When I was thirty-six, I joined a dating agency called Dra
wing Down the Moon. The name, apparently, came from a Greek myth, where one god falls in love with another god who doesn’t fall in love with him. The keen god goes to the Moon Goddess, who makes a clay statue of the other god and weaves a magic spell. Hey presto! A successful love match, if you can call a match successful when it’s based on coercion and deceit. I didn’t know about the myth, but I was ready to draw down a moon, drink the blood of a virgin, or do what I did do, which was pay a big fee, to get a boyfriend. I hoped to get one of the ‘thinking people’ the agency said it specialized in, ideally someone tall, handsome and bright.
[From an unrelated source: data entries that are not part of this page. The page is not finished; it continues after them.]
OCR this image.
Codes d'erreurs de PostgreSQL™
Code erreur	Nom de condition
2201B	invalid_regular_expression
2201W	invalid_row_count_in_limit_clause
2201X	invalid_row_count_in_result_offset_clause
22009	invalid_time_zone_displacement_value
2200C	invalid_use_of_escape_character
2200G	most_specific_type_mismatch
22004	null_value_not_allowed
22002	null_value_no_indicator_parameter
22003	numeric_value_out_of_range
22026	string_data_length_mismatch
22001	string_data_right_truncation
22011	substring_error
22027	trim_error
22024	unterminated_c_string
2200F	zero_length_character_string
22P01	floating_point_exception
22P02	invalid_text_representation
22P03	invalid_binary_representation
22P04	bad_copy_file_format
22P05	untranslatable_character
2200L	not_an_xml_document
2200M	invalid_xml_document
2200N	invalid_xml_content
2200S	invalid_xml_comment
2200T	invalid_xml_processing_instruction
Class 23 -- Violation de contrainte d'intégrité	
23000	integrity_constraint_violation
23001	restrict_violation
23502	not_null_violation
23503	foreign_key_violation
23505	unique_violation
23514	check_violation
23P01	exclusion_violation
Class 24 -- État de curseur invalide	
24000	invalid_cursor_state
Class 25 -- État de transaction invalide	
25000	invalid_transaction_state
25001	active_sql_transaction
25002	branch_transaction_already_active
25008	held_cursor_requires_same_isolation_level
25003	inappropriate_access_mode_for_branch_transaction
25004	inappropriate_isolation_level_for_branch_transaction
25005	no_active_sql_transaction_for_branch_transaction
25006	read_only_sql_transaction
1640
To have a good chance of catching one of these, you had to go into their office, flick through lever-arch files of single men and choose ten lucky candidates to get your photo in the post.
I used a photo that a friend had taken of me on holiday in Goa. When I look at it now, I think of Nora Ephron. Nora Ephron wrote my all-time favourite rom com, When Harry Met Sally. We went to see it as a family on Boxing Day just after it came out. When Meg Ryan bit into a sandwich and then pretended to have a screaming orgasm in a New York diner, my father coughed and we all stared firmly at the screen.
‘Anything you think is wrong with your body at the age of thirty-five’, said Ephron in her book of essays, I Feel Bad About My Neck, ‘you will be nostalgic for by the age of forty-five.’ With the benefit of that span and more, I can say there really wasn’t much wrong with how I looked when I was thirty-five. I wouldn’t go quite as far as Ephron in saying ‘I wish I had worn a bikini for the entire year I was twenty-six’, but I do wish I hadn’t wasted quite so much time fretting over tiny flaws.
In a good batch of a mail-out to ten men, two or three would get back. I met a man whose breath smelled like a dog. I forced myself to go on a few dates with him, but even the girl at the dating agency said he was ‘dull as ditchwater’. I met a man who forgot everything I told him and then told me he’d had ECT. I met a man who slicked his hair back like Michael Douglas in Wall Street and took his lapdog on gourmet holidays round the South of France.